Open elanhickler opened 4 years ago
so, in your second pic, you have shifted the green signal such that its decay section of the envelope best matches the decay of the other signal?
Yes
can i assume both signals to have the same overall amplitude and decay rate, like in your pic?
uhhhhh.... well both signals will be similar, like a loud hit of an instrument vs a quiet hit. I think signals will always be the decaying type.
hmm...ok - i have an idea: use the log of the envelope (should be roughly linear, assuming exponential decay) -> fit a line to both log-envelopes by linear regression -> from the difference in the y-intercept of both lines, compute an x-shift to make the y-intercepts coincide - we'll see, if this works out....
hmm - ok - this is what my algo does to two exponential decays with different initial amplitudes and matching decay times:
blue: reference signal, green: to-be-shifted signal, red: shifted version of green signal. ...so this works - it has to because it was constructed to work like that. ....next step: figure out, what it does when it encounters situations that do not match the idealized scenario for which it was constructed...
this is what happens when the green decays twice as fast as the blue - it gets right-shifted more:: dunno what would be the most reasonable behavior in cases where the decay-times don't match. in such a case, the notion of fitting the shape becomes ambiguous because the two signal do simply not have the same shape
when green decays half as fast as blue, it even gets left-shifted:
.....but i guess, if it's the same instrument hit at different strengths, the decay time actually will match because its a property of the instrument and not of the way in which it was excited
but - by the way - what is actually the purpose of such a match? it doesn't really strike me as useful to shift the quiet hit forward in time to match the decay of the loud hit. i mean, if you prepare a sample-set for a sample based instrument, you want the sound to start when you hit the key - not some time later,...

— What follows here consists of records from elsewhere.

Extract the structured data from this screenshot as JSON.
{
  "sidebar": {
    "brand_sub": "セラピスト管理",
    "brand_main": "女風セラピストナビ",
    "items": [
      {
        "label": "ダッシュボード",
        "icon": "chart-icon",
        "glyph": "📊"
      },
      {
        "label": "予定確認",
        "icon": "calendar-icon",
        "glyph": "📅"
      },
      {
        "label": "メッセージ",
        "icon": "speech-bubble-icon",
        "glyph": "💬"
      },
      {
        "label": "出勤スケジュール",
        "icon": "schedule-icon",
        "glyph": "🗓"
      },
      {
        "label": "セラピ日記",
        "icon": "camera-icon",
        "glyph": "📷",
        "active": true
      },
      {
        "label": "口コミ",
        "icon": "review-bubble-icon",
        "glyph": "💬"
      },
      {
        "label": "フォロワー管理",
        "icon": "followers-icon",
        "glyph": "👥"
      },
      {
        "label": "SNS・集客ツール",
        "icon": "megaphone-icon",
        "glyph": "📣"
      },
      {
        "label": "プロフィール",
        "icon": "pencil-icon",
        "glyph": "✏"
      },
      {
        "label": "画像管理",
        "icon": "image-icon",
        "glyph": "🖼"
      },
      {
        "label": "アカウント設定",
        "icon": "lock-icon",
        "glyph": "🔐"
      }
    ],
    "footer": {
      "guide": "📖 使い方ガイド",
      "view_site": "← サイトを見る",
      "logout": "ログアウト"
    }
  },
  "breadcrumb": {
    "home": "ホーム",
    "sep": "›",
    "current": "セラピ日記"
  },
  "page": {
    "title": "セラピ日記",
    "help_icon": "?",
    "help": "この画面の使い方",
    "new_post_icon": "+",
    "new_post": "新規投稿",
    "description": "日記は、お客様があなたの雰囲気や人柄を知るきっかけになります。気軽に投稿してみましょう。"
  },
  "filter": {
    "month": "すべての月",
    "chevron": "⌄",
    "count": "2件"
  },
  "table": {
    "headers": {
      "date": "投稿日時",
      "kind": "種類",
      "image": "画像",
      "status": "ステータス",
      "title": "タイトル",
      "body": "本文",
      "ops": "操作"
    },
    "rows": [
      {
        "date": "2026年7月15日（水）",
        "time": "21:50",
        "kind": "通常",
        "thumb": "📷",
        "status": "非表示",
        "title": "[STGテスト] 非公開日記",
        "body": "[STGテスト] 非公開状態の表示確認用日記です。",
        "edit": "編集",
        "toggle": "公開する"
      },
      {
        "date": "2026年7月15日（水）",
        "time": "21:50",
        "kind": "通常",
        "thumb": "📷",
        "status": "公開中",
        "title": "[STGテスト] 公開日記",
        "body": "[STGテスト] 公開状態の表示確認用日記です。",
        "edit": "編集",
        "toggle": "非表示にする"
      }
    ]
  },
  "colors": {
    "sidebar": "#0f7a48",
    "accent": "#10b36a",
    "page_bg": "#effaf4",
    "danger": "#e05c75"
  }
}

i just had another idea: as it stands, the algorithm will be based purely on the envelope - maybe that's good enough, but maybe you also want the phase of the shifted signal to be aligned with the reference signal? in this case, we may use this algorithm above to find a rough ballpark value for the shift and then refine it by cross-correlation of the actual signals (not just look at their envelopes) - this refinement should change the shift-value by at most half of a cycle-length
ah - it's now clear to me, why the non-matching decays are shifted the way they are: the algorithm contains a user adjustable parameter, the "match-level", which gives the level (in decibels) at which the two envelopes are forced to match. i have set this to -20 dB in the experiment which is why the blue and red curves meet at 0.1. so they meet at the 0.1 level, because i said so. and if the decays in fact do match, the match at one point implies that the whole curve must match
if the envelope is plotted in the db domain, the exponential decays become lines. if the decay times are the same, the lines have the same slope and the algorithm brings them into coincidence along the whole line. if the two lines have different slopes, it brings them into coincidence at one point which is determined by the match-level. that's the only thing you can do with a shift with two lines that aren't parallel, so that's probably a reasonable behavior in the non-ideal case
...that's the only thing you can do with a shift with two that aren't parallel,...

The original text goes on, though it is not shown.